Estudos indicam que, historicamente, em 47 mercados de ações entre 1989 e 2011, a média de concentração das 10 maiores empresas era de 48%. Em países como Finlândia e Suíça, a concentração chegou a ultrapassar 80% em determinados anos: um exemplo é a Nokia, que no início dos anos 2000 representava quase dois terços da capitalização total do mercado finlandês.

Nos EUA, o aumento da concentração pode ser atribuído ao fato de que as empresas de maior capitalização têm gerado retornos superiores ao mercado em geral.
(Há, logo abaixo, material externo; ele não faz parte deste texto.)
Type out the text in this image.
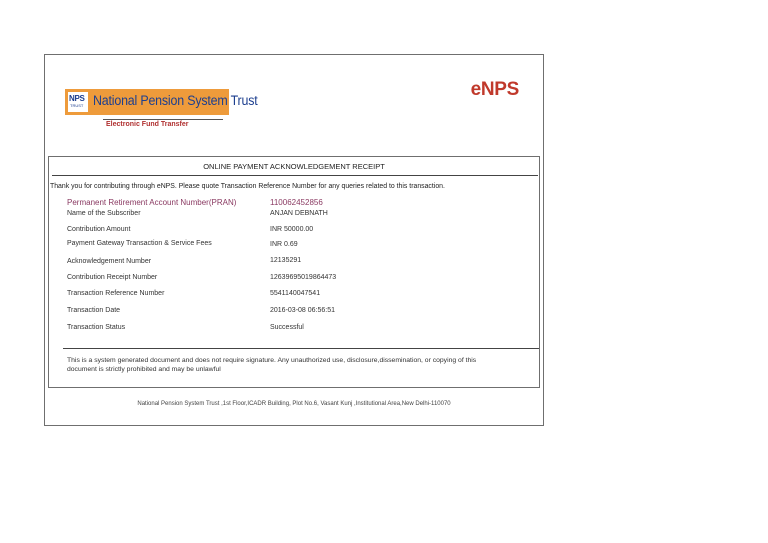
NPS
TRUST National Pension System Trust
Electronic Fund Transfer
eNPS
ONLINE PAYMENT ACKNOWLEDGEMENT RECEIPT
Thank you for contributing through eNPS. Please quote Transaction Reference Number for any queries related to this transaction.
Permanent Retirement Account Number(PRAN)	110062452856
Name of the Subscriber	ANJAN DEBNATH
Contribution Amount	INR 50000.00
Payment Gateway Transaction & Service Fees	INR 0.69
Acknowledgement Number	12135291
Contribution Receipt Number	12639695019864473
Transaction Reference Number	5541140047541
Transaction Date	2016-03-08 06:56:51
Transaction Status	Successful
This is a system generated document and does not require signature. Any unauthorized use, disclosure,dissemination, or copying of this document is strictly prohibited and may be unlawful
National Pension System Trust ,1st Floor,ICADR Building, Plot No.6, Vasant Kunj ,Institutional Area,New Delhi-110070
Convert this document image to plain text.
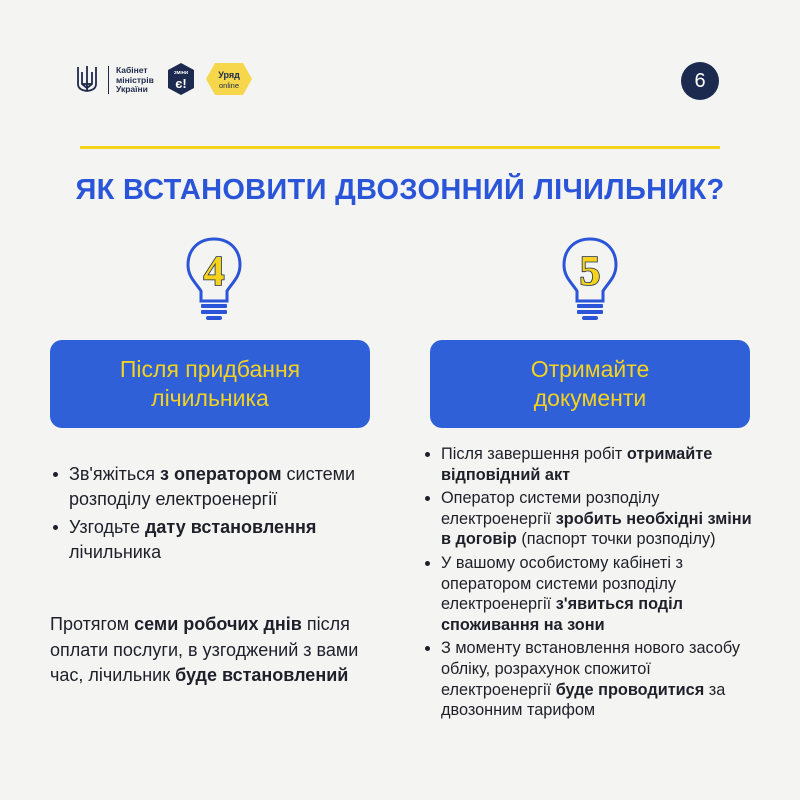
Кабінет
міністрів
України
ЗМІНИ
є!
Уряд
online	6
ЯК ВСТАНОВИТИ ДВОЗОННИЙ ЛІЧИЛЬНИК?
4	5
Після придбання
лічильника
Отримайте
документи
Зв'яжіться з оператором системи розподілу електроенергії
Узгодьте дату встановлення лічильника
Протягом семи робочих днів після оплати послуги, в узгоджений з вами час, лічильник буде встановлений
Після завершення робіт отримайте відповідний акт
Оператор системи розподілу електроенергії зробить необхідні зміни в договір (паспорт точки розподілу)
У вашому особистому кабінеті з оператором системи розподілу електроенергії з'явиться поділ споживання на зони
З моменту встановлення нового засобу обліку, розрахунок спожитої електроенергії буде проводитися за двозонним тарифом
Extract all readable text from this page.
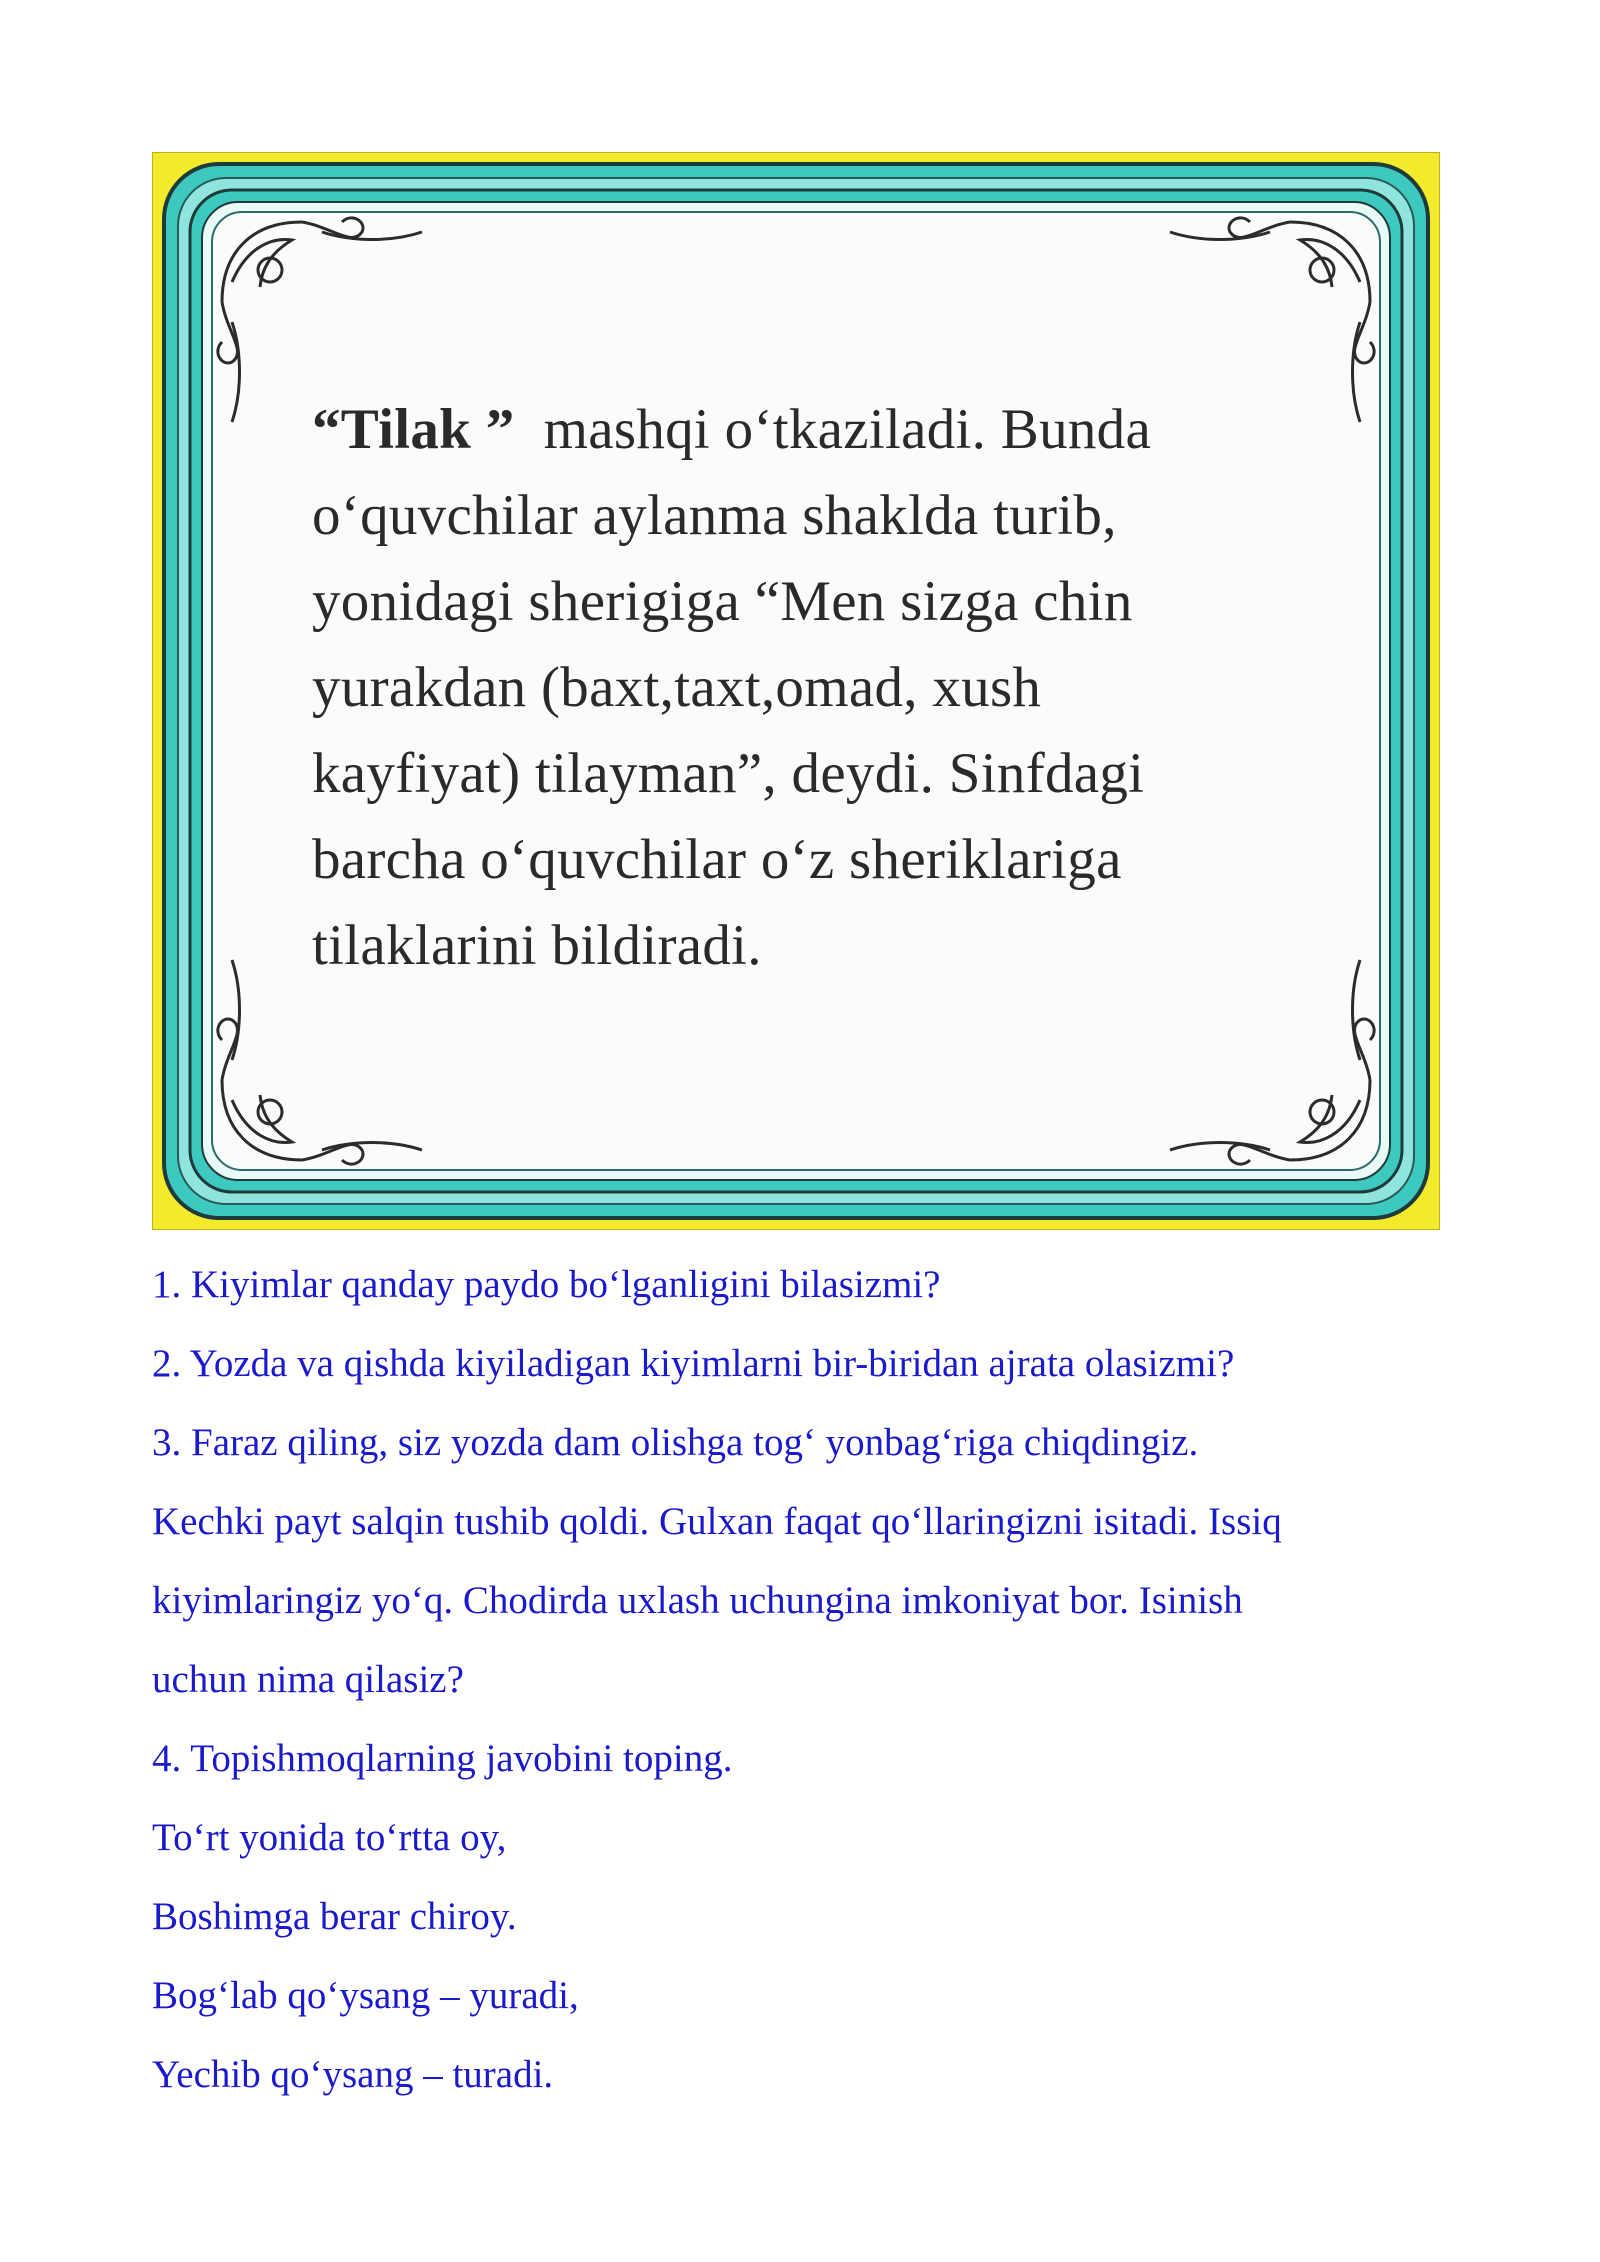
“Tilak ”  mashqi o‘tkaziladi. Bunda
o‘quvchilar aylanma shaklda turib,
yonidagi sherigiga “Men sizga chin
yurakdan (baxt,taxt,omad, xush
kayfiyat) tilayman”, deydi. Sinfdagi
barcha o‘quvchilar o‘z sheriklariga
tilaklarini bildiradi.
1. Kiyimlar qanday paydo bo‘lganligini bilasizmi?
2. Yozda va qishda kiyiladigan kiyimlarni bir-biridan ajrata olasizmi?
3. Faraz qiling, siz yozda dam olishga tog‘ yonbag‘riga chiqdingiz.
Kechki payt salqin tushib qoldi. Gulxan faqat qo‘llaringizni isitadi. Issiq
kiyimlaringiz yo‘q. Chodirda uxlash uchungina imkoniyat bor. Isinish
uchun nima qilasiz?
4. Topishmoqlarning javobini toping.
To‘rt yonida to‘rtta oy,
Boshimga berar chiroy.
Bog‘lab qo‘ysang – yuradi,
Yechib qo‘ysang – turadi.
Isso levanta a questão: e se as ações dessas grandes empresas tivessem sido avaliadas de maneira diferente no passado? “Se aplicarmos o retorno do mercado às maiores empresas em 2023 e recuarmos cinco e dez anos, podemos ver que a concentração teria sido maior nesses períodos caso as empresas fossem precificadas corretamente”, explicam os autores.

Em 2018, por exemplo, a participação das 10 maiores empresas no mercado dos EUA era de 17,8%, mas teria sido de 22,1% se suas valorizações já refletissem os retornos de 2023. Em 2013, a participação real das 10 maiores era de 13,6%, mas o cálculo teórico aponta que teria sido de 18,1%.

“Concluir o nível ideal de concentração é uma tarefa complexa. Mercados fora dos EUA tendem a ser mais concentrados, mas como os EUA dominam a capitalização mundial, seus movimentos impactam o cenário global”, acrescentam Mauboussin e Callahan. O fato de que grandes empresas podem ter sido subvalorizadas no passado e obtido retornos excepcionais sugere que a concentração anterior poderia estar abaixo do ideal.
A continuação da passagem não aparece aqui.